The most efficient dynamic running posture for the arms and the legs is for the elbows and the knees to move in a flowing forward and backward motion.
Our elbows should be close to our sides, not far from our bodies, and our hands should not cross over the midline of our chest when we run, better for the forearms to be parallel with each other as they swing backwards and forwards. The natural rotational twist that this induces through the spine and the rest of the body will activate our inherent recoil mechanism that improves momentum, thus helping improve pace at no extra effort.
Caution though. If you find it difficult to run with your elbows close to your sides then it is an indication that you have a postural shoulder problem.
Regarding our legs. It is commonly thought that it is good form for us to encourage our feet to face forwards when we run. I’d love to know how many runners have tried to do this and have ended up with knee pain. I certainly did, and many of my patients too.
There is a natural twist to the bones below the knee, and if your ‘twist’ is more than the accepted norm, then trying to keep your feet facing forward will cause your knees to move too far out or too far in when you run, a common short term result of which is ligament pain, and a common long term result of which is meniscal damage.
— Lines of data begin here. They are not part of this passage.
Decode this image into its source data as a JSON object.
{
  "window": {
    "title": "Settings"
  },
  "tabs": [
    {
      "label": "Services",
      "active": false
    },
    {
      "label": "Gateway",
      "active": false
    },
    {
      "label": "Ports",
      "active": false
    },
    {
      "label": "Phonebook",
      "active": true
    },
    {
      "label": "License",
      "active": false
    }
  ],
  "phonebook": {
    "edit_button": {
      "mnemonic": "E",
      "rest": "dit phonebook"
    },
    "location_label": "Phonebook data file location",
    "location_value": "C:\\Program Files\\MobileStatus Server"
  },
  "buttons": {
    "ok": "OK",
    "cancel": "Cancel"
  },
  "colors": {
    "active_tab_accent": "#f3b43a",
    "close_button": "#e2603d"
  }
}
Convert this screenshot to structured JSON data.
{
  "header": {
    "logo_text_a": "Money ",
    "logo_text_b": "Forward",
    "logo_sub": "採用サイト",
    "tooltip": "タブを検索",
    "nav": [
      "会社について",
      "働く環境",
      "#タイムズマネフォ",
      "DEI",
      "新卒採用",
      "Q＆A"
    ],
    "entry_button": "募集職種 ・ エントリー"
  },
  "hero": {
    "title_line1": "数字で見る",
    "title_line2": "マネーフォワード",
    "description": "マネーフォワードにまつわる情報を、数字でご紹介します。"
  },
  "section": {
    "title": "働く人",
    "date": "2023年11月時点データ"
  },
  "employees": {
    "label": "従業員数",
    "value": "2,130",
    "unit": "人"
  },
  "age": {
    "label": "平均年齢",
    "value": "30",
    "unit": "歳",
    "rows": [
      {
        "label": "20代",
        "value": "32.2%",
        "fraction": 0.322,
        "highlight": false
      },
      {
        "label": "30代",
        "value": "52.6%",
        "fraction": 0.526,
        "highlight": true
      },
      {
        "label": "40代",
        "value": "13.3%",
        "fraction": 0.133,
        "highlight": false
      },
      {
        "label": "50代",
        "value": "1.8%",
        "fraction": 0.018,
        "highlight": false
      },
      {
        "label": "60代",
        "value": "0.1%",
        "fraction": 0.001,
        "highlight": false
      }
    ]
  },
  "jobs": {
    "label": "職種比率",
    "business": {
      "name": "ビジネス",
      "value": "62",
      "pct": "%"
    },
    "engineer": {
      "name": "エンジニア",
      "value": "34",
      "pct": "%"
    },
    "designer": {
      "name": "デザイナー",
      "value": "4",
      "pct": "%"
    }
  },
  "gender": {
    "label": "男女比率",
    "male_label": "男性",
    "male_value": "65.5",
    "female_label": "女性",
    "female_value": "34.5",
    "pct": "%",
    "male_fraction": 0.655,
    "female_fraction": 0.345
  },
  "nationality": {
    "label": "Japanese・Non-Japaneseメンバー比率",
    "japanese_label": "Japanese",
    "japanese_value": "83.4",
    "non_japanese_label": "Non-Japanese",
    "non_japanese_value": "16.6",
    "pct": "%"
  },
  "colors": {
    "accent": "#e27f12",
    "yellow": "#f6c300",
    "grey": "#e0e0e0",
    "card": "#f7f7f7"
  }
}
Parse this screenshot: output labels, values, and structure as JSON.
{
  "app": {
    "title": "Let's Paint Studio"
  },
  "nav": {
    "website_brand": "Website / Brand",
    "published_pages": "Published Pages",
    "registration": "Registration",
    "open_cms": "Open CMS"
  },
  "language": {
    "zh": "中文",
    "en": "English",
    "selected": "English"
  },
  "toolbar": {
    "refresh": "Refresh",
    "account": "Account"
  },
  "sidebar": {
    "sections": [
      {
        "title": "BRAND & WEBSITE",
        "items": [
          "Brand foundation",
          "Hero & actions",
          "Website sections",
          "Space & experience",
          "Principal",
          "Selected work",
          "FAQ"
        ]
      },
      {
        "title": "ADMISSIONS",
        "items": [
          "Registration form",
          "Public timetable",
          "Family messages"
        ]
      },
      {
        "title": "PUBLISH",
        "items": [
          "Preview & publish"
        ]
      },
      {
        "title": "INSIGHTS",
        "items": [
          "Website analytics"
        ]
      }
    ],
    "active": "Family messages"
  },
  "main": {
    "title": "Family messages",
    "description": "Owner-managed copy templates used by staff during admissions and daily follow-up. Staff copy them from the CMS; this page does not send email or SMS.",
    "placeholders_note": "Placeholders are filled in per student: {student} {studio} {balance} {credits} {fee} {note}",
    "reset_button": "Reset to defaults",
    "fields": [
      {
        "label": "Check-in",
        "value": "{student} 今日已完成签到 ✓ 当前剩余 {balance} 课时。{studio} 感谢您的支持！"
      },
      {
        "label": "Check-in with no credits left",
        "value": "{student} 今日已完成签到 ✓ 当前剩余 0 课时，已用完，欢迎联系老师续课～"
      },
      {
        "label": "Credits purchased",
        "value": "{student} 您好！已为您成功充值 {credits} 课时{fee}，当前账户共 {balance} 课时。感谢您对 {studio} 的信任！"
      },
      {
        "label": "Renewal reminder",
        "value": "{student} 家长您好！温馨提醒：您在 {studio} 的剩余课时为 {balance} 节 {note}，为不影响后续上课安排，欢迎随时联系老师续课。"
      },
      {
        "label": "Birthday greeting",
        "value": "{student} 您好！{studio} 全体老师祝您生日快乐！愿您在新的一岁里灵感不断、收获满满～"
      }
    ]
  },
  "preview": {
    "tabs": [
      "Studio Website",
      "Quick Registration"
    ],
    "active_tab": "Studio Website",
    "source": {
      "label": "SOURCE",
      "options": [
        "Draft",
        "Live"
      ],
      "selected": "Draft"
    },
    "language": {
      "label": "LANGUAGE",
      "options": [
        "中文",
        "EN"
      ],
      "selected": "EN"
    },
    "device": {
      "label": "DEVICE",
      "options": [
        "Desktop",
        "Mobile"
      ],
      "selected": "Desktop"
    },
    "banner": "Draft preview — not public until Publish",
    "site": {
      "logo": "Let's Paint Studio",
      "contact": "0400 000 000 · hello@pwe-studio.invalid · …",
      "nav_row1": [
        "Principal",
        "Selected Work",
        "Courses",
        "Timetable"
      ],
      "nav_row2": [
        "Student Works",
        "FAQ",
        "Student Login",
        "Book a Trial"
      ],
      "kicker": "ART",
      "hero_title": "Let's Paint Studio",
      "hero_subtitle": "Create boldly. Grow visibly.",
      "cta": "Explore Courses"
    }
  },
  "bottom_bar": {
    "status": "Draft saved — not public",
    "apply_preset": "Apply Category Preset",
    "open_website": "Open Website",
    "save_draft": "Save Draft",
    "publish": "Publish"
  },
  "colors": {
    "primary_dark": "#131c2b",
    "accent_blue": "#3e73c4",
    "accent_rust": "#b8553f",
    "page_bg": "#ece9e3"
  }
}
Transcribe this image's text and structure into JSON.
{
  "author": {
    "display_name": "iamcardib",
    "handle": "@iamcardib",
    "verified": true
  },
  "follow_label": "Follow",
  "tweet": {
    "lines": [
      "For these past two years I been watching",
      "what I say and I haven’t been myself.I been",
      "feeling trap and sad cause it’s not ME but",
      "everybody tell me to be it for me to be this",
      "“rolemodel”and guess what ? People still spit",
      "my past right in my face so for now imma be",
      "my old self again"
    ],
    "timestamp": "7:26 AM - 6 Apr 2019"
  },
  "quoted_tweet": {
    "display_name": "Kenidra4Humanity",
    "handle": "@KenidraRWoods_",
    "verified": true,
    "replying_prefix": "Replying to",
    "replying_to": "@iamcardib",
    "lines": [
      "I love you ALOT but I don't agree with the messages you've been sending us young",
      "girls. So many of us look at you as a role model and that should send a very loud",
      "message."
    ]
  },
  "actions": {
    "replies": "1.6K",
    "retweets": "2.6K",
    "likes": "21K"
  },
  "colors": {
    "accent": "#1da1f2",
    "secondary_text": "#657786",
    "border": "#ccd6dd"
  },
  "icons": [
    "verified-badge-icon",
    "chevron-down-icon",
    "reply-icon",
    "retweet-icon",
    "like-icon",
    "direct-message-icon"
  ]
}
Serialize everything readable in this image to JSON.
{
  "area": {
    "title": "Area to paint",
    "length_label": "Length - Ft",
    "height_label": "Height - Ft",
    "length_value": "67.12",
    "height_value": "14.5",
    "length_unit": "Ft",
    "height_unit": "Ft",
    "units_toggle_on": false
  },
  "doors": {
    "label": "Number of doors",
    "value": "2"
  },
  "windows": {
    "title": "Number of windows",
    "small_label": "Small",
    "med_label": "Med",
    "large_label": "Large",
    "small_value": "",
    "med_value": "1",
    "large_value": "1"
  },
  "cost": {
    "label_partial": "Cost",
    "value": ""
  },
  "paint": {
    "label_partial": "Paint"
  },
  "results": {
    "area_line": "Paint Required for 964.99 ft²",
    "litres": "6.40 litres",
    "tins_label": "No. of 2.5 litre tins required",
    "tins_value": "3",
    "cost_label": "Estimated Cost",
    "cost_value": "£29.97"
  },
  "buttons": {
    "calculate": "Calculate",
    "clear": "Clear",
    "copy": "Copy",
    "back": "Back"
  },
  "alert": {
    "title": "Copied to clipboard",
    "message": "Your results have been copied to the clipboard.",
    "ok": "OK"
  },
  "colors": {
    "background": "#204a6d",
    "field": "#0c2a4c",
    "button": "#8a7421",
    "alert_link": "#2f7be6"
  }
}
I would encourage you to ignore your feet completely, and instead concentrate on encouraging your knees to move forwards and backwards in a straight line.
3 – think forward and up.
Something my father, a rheumatologist at our local hospital, used to say to me when I was a kid has stayed with me all this time. He complained that people used to look at the floor while they walked and that this, he believed, led to poor posture, tiredness, low mood and confidence. His advice was to always imagine you were looking up at the first floor of a house that was a hundred yards in front of you. In other words to always have your eyes and therefore your head slightly facing up.
I think what he was trying to say was that we spend far too much time looking inward, and not enough time ‘facing out’ at the world.
So my final tip for good posture (and a happy disposition!) is to always look ahead and slightly up, perhaps at the trees in the park, or at the first floor of a building, and to keep the intention of moving forward at the forefront of your mind. Intention is a powerful thing, it gives you purpose.